At this point it feels necessary to put in a disclaimer here as although Summoning’s music can be thought of as majestic, ethereal and heroic, it can also come across as cheesy, campy and downright nerdy (in the best way of course). The band have spent their career making songs about J.R.R.Tolkien’s rich lore-filled back catalogue set in the fantasy world of Middle Earth and generally have more in common with Dungeon Synth than they do with Darkthrone, so bear that in mind.
Tar-Calion opens the album and is an instrumental track that lures you into the cinematic atmospheres that will continue throughout the album. The core sound of the track utilises the harmonic minor scale, which is found in traditional Arabic, Egyptian and Indian music, as well as other Eastern cultures. This scale, when used by Summoning, conjures up images of a mysterious far-off land in the listener’s mind and overall sets the scene for the epic journey to come.

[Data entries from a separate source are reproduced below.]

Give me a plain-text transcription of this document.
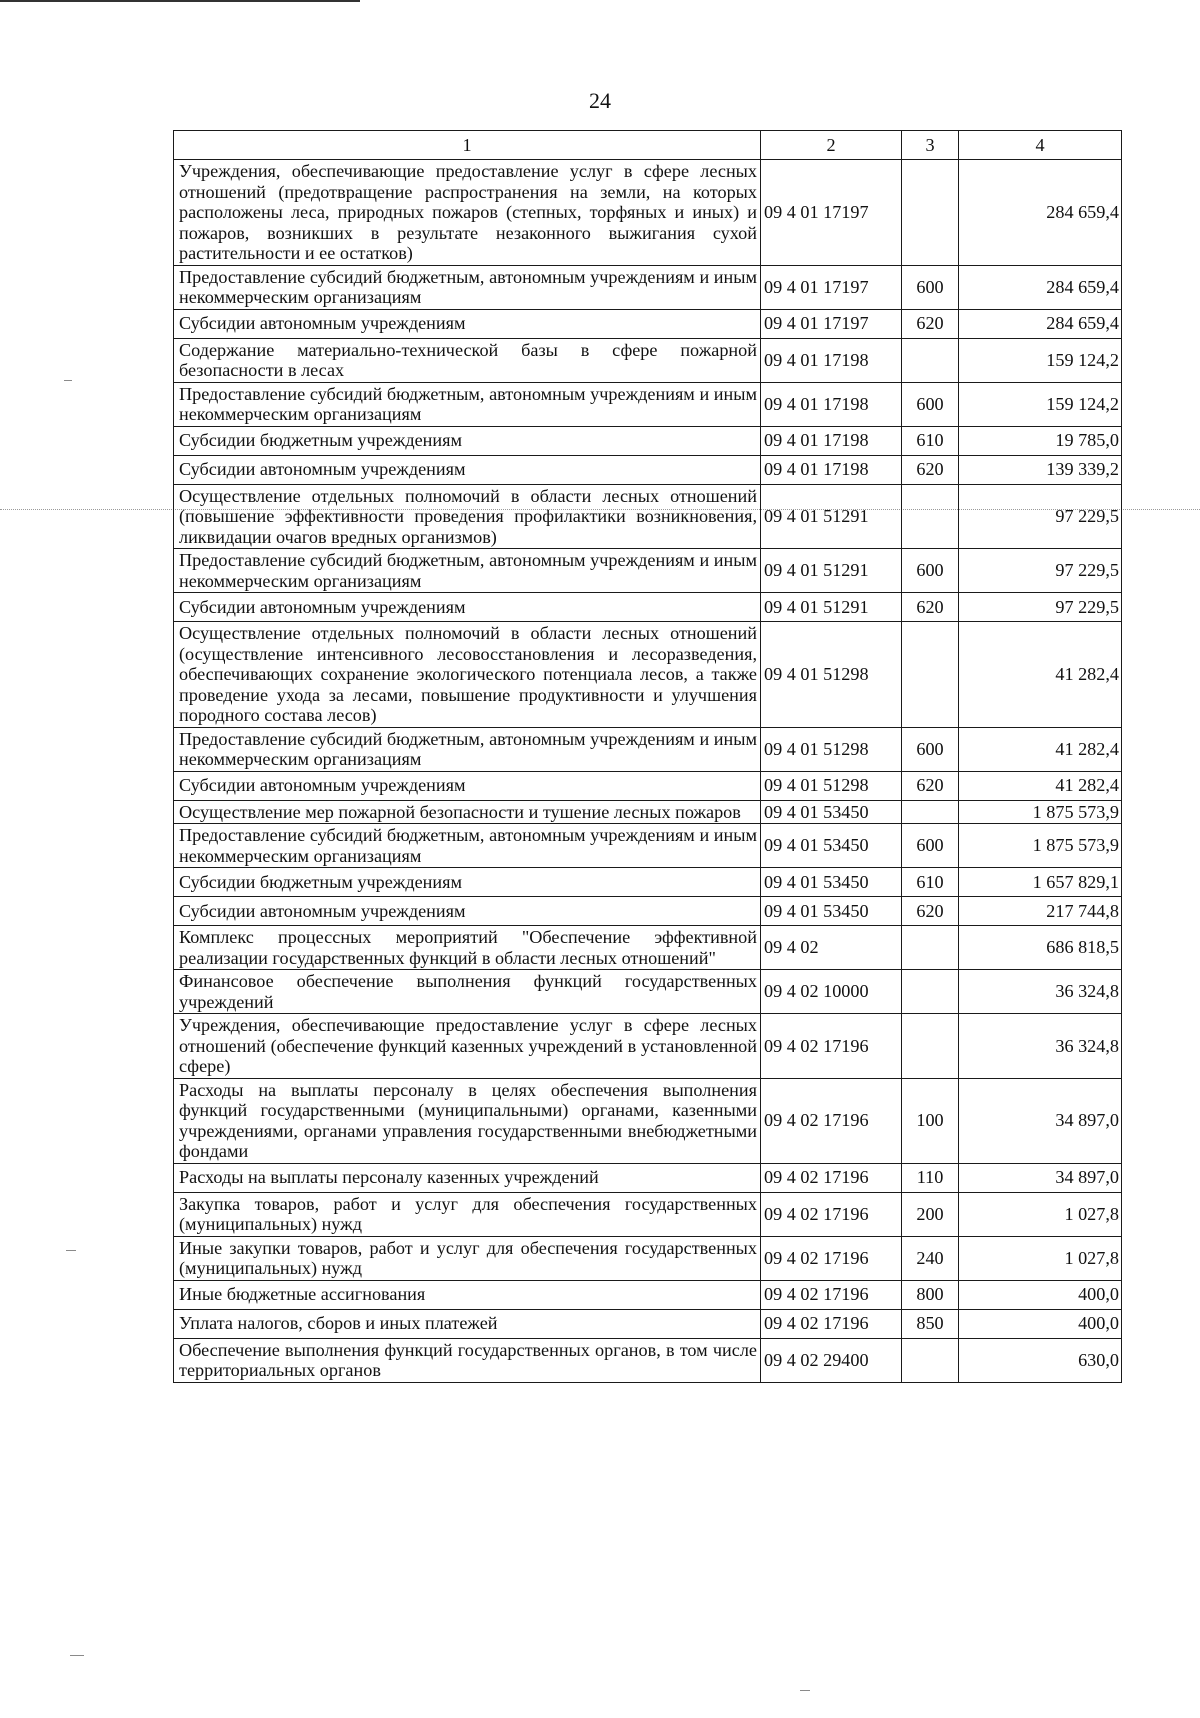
24
1	2	3	4
Учреждения, обеспечивающие предоставление услуг в сфере лесных отношений (предотвращение распространения на земли, на которых расположены леса, природных пожаров (степных, торфяных и иных) и пожаров, возникших в результате незаконного выжигания сухой растительности и ее остатков)	09 4 01 17197		284 659,4
Предоставление субсидий бюджетным, автономным учреждениям и иным некоммерческим организациям	09 4 01 17197	600	284 659,4
Субсидии автономным учреждениям	09 4 01 17197	620	284 659,4
Содержание материально-технической базы в сфере пожарной безопасности в лесах	09 4 01 17198		159 124,2
Предоставление субсидий бюджетным, автономным учреждениям и иным некоммерческим организациям	09 4 01 17198	600	159 124,2
Субсидии бюджетным учреждениям	09 4 01 17198	610	19 785,0
Субсидии автономным учреждениям	09 4 01 17198	620	139 339,2
Осуществление отдельных полномочий в области лесных отношений (повышение эффективности проведения профилактики возникновения, ликвидации очагов вредных организмов)	09 4 01 51291		97 229,5
Предоставление субсидий бюджетным, автономным учреждениям и иным некоммерческим организациям	09 4 01 51291	600	97 229,5
Субсидии автономным учреждениям	09 4 01 51291	620	97 229,5
Осуществление отдельных полномочий в области лесных отношений (осуществление интенсивного лесовосстановления и лесоразведения, обеспечивающих сохранение экологического потенциала лесов, а также проведение ухода за лесами, повышение продуктивности и улучшения породного состава лесов)	09 4 01 51298		41 282,4
Предоставление субсидий бюджетным, автономным учреждениям и иным некоммерческим организациям	09 4 01 51298	600	41 282,4
Субсидии автономным учреждениям	09 4 01 51298	620	41 282,4
Осуществление мер пожарной безопасности и тушение лесных пожаров	09 4 01 53450		1 875 573,9
Предоставление субсидий бюджетным, автономным учреждениям и иным некоммерческим организациям	09 4 01 53450	600	1 875 573,9
Субсидии бюджетным учреждениям	09 4 01 53450	610	1 657 829,1
Субсидии автономным учреждениям	09 4 01 53450	620	217 744,8
Комплекс процессных мероприятий "Обеспечение эффективной реализации государственных функций в области лесных отношений"	09 4 02		686 818,5
Финансовое обеспечение выполнения функций государственных учреждений	09 4 02 10000		36 324,8
Учреждения, обеспечивающие предоставление услуг в сфере лесных отношений (обеспечение функций казенных учреждений в установленной сфере)	09 4 02 17196		36 324,8
Расходы на выплаты персоналу в целях обеспечения выполнения функций государственными (муниципальными) органами, казенными учреждениями, органами управления государственными внебюджетными фондами	09 4 02 17196	100	34 897,0
Расходы на выплаты персоналу казенных учреждений	09 4 02 17196	110	34 897,0
Закупка товаров, работ и услуг для обеспечения государственных (муниципальных) нужд	09 4 02 17196	200	1 027,8
Иные закупки товаров, работ и услуг для обеспечения государственных (муниципальных) нужд	09 4 02 17196	240	1 027,8
Иные бюджетные ассигнования	09 4 02 17196	800	400,0
Уплата налогов, сборов и иных платежей	09 4 02 17196	850	400,0
Обеспечение выполнения функций государственных органов, в том числе территориальных органов	09 4 02 29400		630,0
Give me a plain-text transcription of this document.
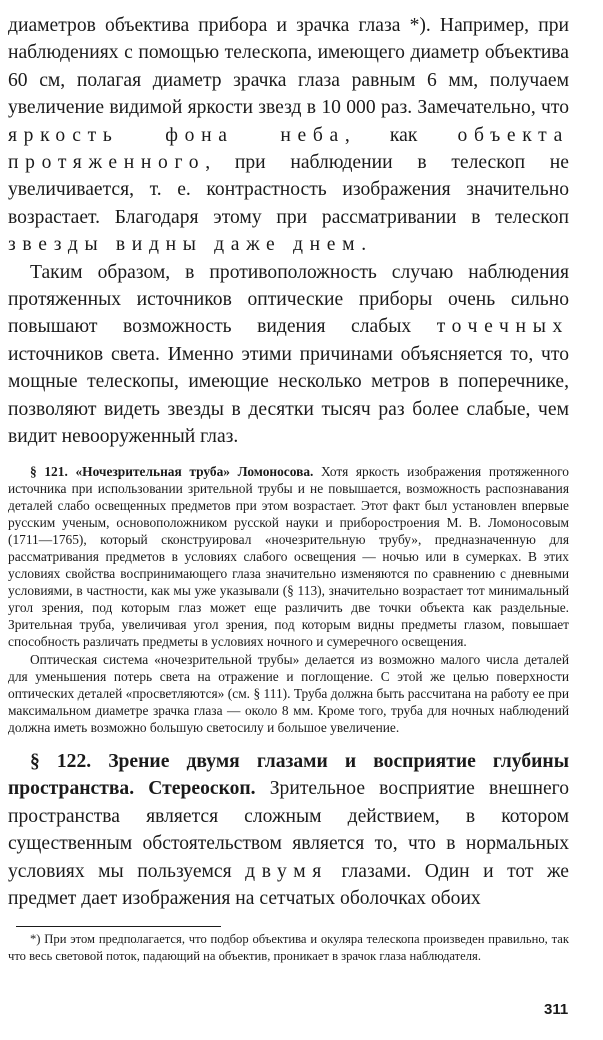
диаметров объектива прибора и зрачка глаза *). Например, при наблюдениях с помощью телескопа, имеющего диаметр объектива 60 см, полагая диаметр зрачка глаза равным 6 мм, получаем увеличение видимой яркости звезд в 10 000 раз. Замечательно, что яркость фона неба, как объекта протяженного, при наблюдении в телескоп не увеличивается, т. е. контрастность изображения значительно возрастает. Благодаря этому при рассматривании в телескоп звезды видны даже днем.

Таким образом, в противоположность случаю наблюдения протяженных источников оптические приборы очень сильно повышают возможность видения слабых точечных источников света. Именно этими причинами объясняется то, что мощные телескопы, имеющие несколько метров в поперечнике, позволяют видеть звезды в десятки тысяч раз более слабые, чем видит невооруженный глаз.

§ 121. «Ночезрительная труба» Ломоносова. Хотя яркость изображения протяженного источника при использовании зрительной трубы и не повышается, возможность распознавания деталей слабо освещенных предметов при этом возрастает. Этот факт был установлен впервые русским ученым, основоположником русской науки и приборостроения М. В. Ломоносовым (1711—1765), который сконструировал «ночезрительную трубу», предназначенную для рассматривания предметов в условиях слабого освещения — ночью или в сумерках. В этих условиях свойства воспринимающего глаза значительно изменяются по сравнению с дневными условиями, в частности, как мы уже указывали (§ 113), значительно возрастает тот минимальный угол зрения, под которым глаз может еще различить две точки объекта как раздельные. Зрительная труба, увеличивая угол зрения, под которым видны предметы глазом, повышает способность различать предметы в условиях ночного и сумеречного освещения.

Оптическая система «ночезрительной трубы» делается из возможно малого числа деталей для уменьшения потерь света на отражение и поглощение. С этой же целью поверхности оптических деталей «просветляются» (см. § 111). Труба должна быть рассчитана на работу ее при максимальном диаметре зрачка глаза — около 8 мм. Кроме того, труба для ночных наблюдений должна иметь возможно большую светосилу и большое увеличение.

§ 122. Зрение двумя глазами и восприятие глубины пространства. Стереоскоп. Зрительное восприятие внешнего пространства является сложным действием, в котором существенным обстоятельством является то, что в нормальных условиях мы пользуемся двумя глазами. Один и тот же предмет дает изображения на сетчатых оболочках обоих

*) При этом предполагается, что подбор объектива и окуляра телескопа произведен правильно, так что весь световой поток, падающий на объектив, проникает в зрачок глаза наблюдателя.

311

The vocals first come in on the second track Silvertine and coarse and raspy they may be, the vocals come across intelligibly, which benefits the music well as it allows the listener to become immersed in the bands’ images of icy, mountainous landscapes and the realms of Tolkien’s works that so heavily inspire the band. The vocals come off as jarringly strong on the album in general and nearly steal the show on tracks such as Night Fell Behind which is a personal high point on the album as its darker, more melancholy tone gives the track a mystical quality that stands out from the more uplifting atmospheres present on the other tracks.

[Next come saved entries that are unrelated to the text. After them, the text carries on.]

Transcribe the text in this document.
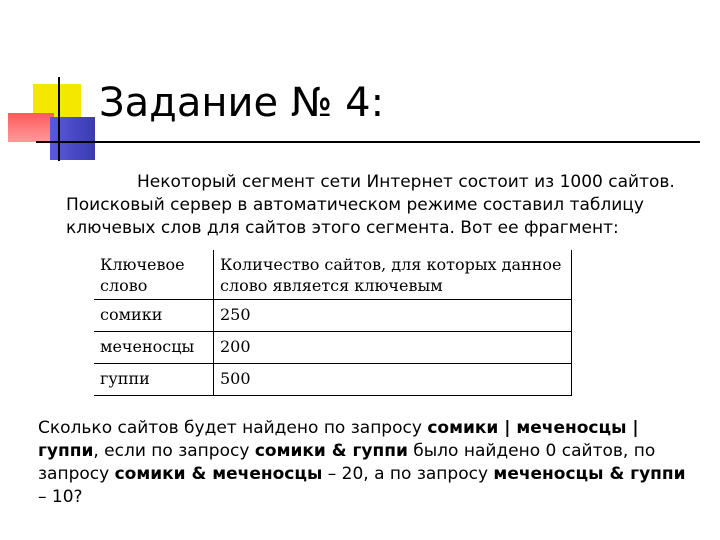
Задание № 4:

Некоторый сегмент сети Интернет состоит из 1000 сайтов.
Поисковый сервер в автоматическом режиме составил таблицу
ключевых слов для сайтов этого сегмента. Вот ее фрагмент:

Ключевое
слово	Количество сайтов, для которых данное
слово является ключевым
сомики	250
меченосцы	200
гуппи	500

Сколько сайтов будет найдено по запросу сомики | меченосцы | гуппи, если по запросу сомики & гуппи было найдено 0 сайтов, по запросу сомики & меченосцы – 20, а по запросу меченосцы & гуппи – 10?
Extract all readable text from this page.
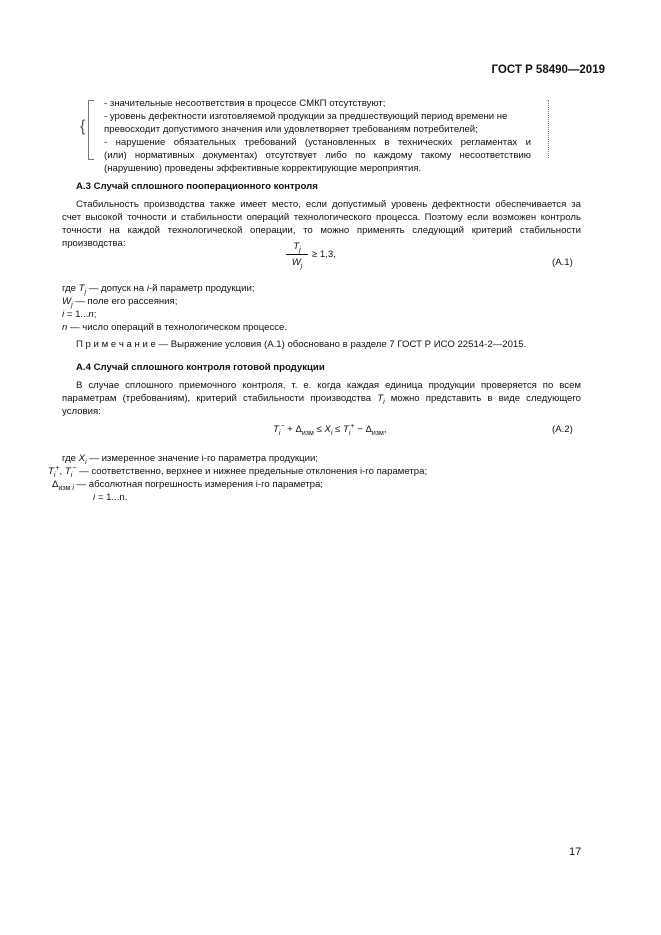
ГОСТ Р 58490—2019
{
- значительные несоответствия в процессе СМКП отсутствуют;
- уровень дефектности изготовляемой продукции за предшествующий период времени не
превосходит допустимого значения или удовлетворяет требованиям потребителей;
- нарушение обязательных требований (установленных в технических регламентах и
(или) нормативных документах) отсутствует либо по каждому такому несоответствию
(нарушению) проведены эффективные корректирующие мероприятия.
А.3 Случай сплошного пооперационного контроля
Стабильность производства также имеет место, если допустимый уровень дефектности обеспечивается за
счет высокой точности и стабильности операций технологического процесса. Поэтому если возможен контроль
точности на каждой технологической операции, то можно применять следующий критерий стабильности
производства:	$T_j$
$W_j$
≥ 1,3,
(А.1)
где $T_j$ — допуск на i-й параметр продукции;
$W_j$ — поле его рассеяния;
i = 1...n;
n — число операций в технологическом процессе.
П р и м е ч а н и е — Выражение условия (А.1) обосновано в разделе 7 ГОСТ Р ИСО 22514-2—2015.
А.4 Случай сплошного контроля готовой продукции
В случае сплошного приемочного контроля, т. е. когда каждая единица продукции проверяется по всем
параметрам (требованиям), критерий стабильности производства $T_i$ можно представить в виде следующего
условия:
$T_i^- + \Delta_{изм} \le X_i \le T_i^+ - \Delta_{изм}$,	(А.2)
где $X_i$ — измеренное значение i-го параметра продукции;
$T_i^+$, $T_i^-$ — соответственно, верхнее и нижнее предельные отклонения i-го параметра;
$\Delta_{изм i}$ — абсолютная погрешность измерения i-го параметра;
i = 1...n.
17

Summoning tends to keep song structures quite simple and minimal as usual on With Doom We Come, sticking to the same slow tempos throughout each track and not even making many changes with the chord progression in tracks that can last up to 10 minutes long. This would come across as a demerit to the band’s sound if they weren’t so adept at letting different instruments come and go to keep the songs’ energy moving. The band will break at times and just let the synths play to give the long tracks some breathing room before the rest of the instrumentation joins in again. Other times, immaculate choir singing will be introduced and grasp your attention again. On Carcharoth, Summoning employs a very uncharacteristic technique for them in the form of a grandiose key change that takes place halfway through the song and lifts the track to even more fantastical heights.

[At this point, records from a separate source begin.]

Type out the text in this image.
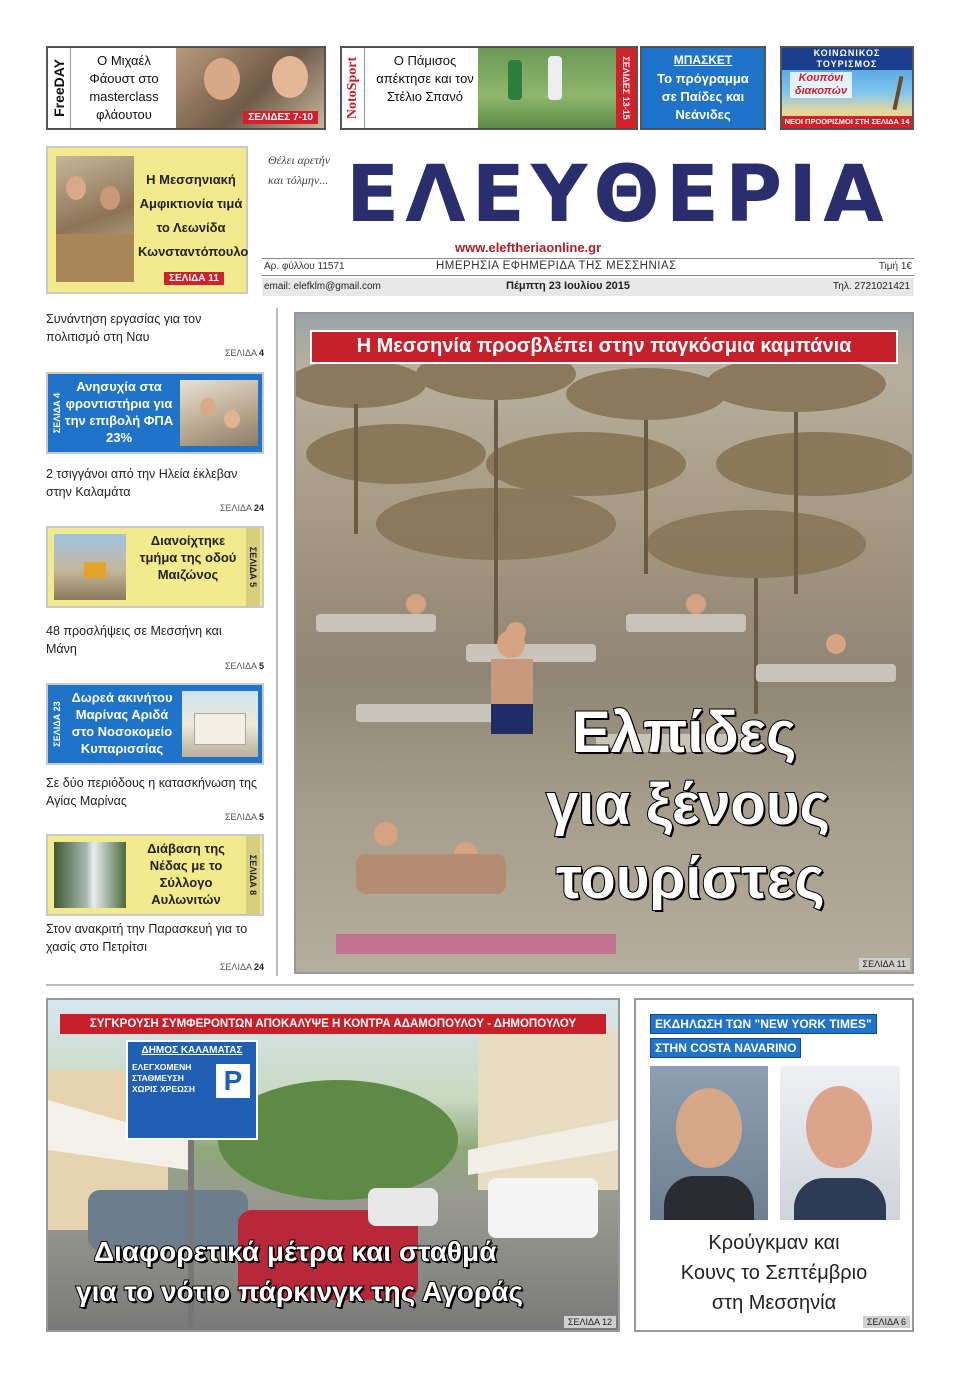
FreeDAY	Ο Μιχαέλ Φάουστ στο masterclass φλάουτου	ΣΕΛΙΔΕΣ 7-10	NotoSport	Ο Πάμισος απέκτησε και τον Στέλιο Σπανό	ΣΕΛΙΔΕΣ 13-15	ΜΠΑΣΚΕΤ
Το πρόγραμμα σε Παίδες και Νεάνιδες
ΚΟΙΝΩΝΙΚΟΣ ΤΟΥΡΙΣΜΟΣ
Κουπόνι διακοπών
ΝΕΟΙ ΠΡΟΟΡΙΣΜΟΙ ΣΤΗ ΣΕΛΙΔΑ 14
Η Μεσσηνιακή Αμφικτιονία τιμά το Λεωνίδα Κωνσταντόπουλο
ΣΕΛΙΔΑ 11
Θέλει αρετήν και τόλμην... ΕΛΕΥΘΕΡΙΑ
www.eleftheriaonline.gr
Αρ. φύλλου 11571	ΗΜΕΡΗΣΙΑ ΕΦΗΜΕΡΙΔΑ ΤΗΣ ΜΕΣΣΗΝΙΑΣ	Τιμή 1€
email: elefklm@gmail.com	Πέμπτη 23 Ιουλίου 2015	Τηλ. 2721021421
Συνάντηση εργασίας για τον πολιτισμό στη Ναυ
ΣΕΛΙΔΑ 4
ΣΕΛΙΔΑ 4
Ανησυχία στα φροντιστήρια για την επιβολή ΦΠΑ 23%
2 τσιγγάνοι από την Ηλεία έκλεβαν στην Καλαμάτα
ΣΕΛΙΔΑ 24
Διανοίχτηκε τμήμα της οδού Μαιζώνος	ΣΕΛΙΔΑ 5
48 προσλήψεις σε Μεσσήνη και Μάνη
ΣΕΛΙΔΑ 5
ΣΕΛΙΔΑ 23
Δωρεά ακινήτου Μαρίνας Αριδά στο Νοσοκομείο Κυπαρισσίας
Σε δύο περιόδους η κατασκήνωση της Αγίας Μαρίνας
ΣΕΛΙΔΑ 5
Διάβαση της Νέδας με το Σύλλογο Αυλωνιτών
ΣΕΛΙΔΑ 8
Στον ανακριτή την Παρασκευή για το χασίς στο Πετρίτσι
ΣΕΛΙΔΑ 24
Η Μεσσηνία προσβλέπει στην παγκόσμια καμπάνια
Ελπίδες
για ξένους
τουρίστες
ΣΕΛΙΔΑ 11
ΔΗΜΟΣ ΚΑΛΑΜΑΤΑΣ
ΕΛΕΓΧΟΜΕΝΗ ΣΤΑΘΜΕΥΣΗ ΧΩΡΙΣ ΧΡΕΩΣΗ	P
ΣΥΓΚΡΟΥΣΗ ΣΥΜΦΕΡΟΝΤΩΝ ΑΠΟΚΑΛΥΨΕ Η ΚΟΝΤΡΑ ΑΔΑΜΟΠΟΥΛΟΥ - ΔΗΜΟΠΟΥΛΟΥ
Διαφορετικά μέτρα και σταθμά
για το νότιο πάρκινγκ της Αγοράς
ΣΕΛΙΔΑ 12
ΕΚΔΗΛΩΣΗ ΤΩΝ "NEW YORK TIMES"
ΣΤΗΝ COSTA NAVARINO
Κρούγκμαν και
Κουνς το Σεπτέμβριο
στη Μεσσηνία
ΣΕΛΙΔΑ 6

The production on With Doom We Come is a lot warmer than the tinnier sound you would find on the bands earlier releases. And although raw lo-fi textures have always better suited the genre of black metal, the rich, spacious production fits Summoning’s own aesthetic far better and allows the lush layers of synthesisers to shine through the mix.
With Doom We Come clocks in at around 1 hour and 5 minutes, which you might be inclined to think is perhaps a wee bit too long. However, you’ll likely find yourself able to sit through it all without growing bored. Plus, each track is so crucial to the album’s overall sound that removing any songs from the tracklist would severely detract from the album, as each track stands out well on its own.
Summoning manages to bring a great level of quality on this album despite the fact that you could argue that they’ve been releasing essentially the same album again and again over the years. But this just goes to show how timeless their nostalgic, medieval sound is, and will probably continue to be. If you’ve never heard a Summoning album before and you are prepared to embrace the goofy fantasy elements of black metal, then With Doom We Come wouldn’t be a bad place to start.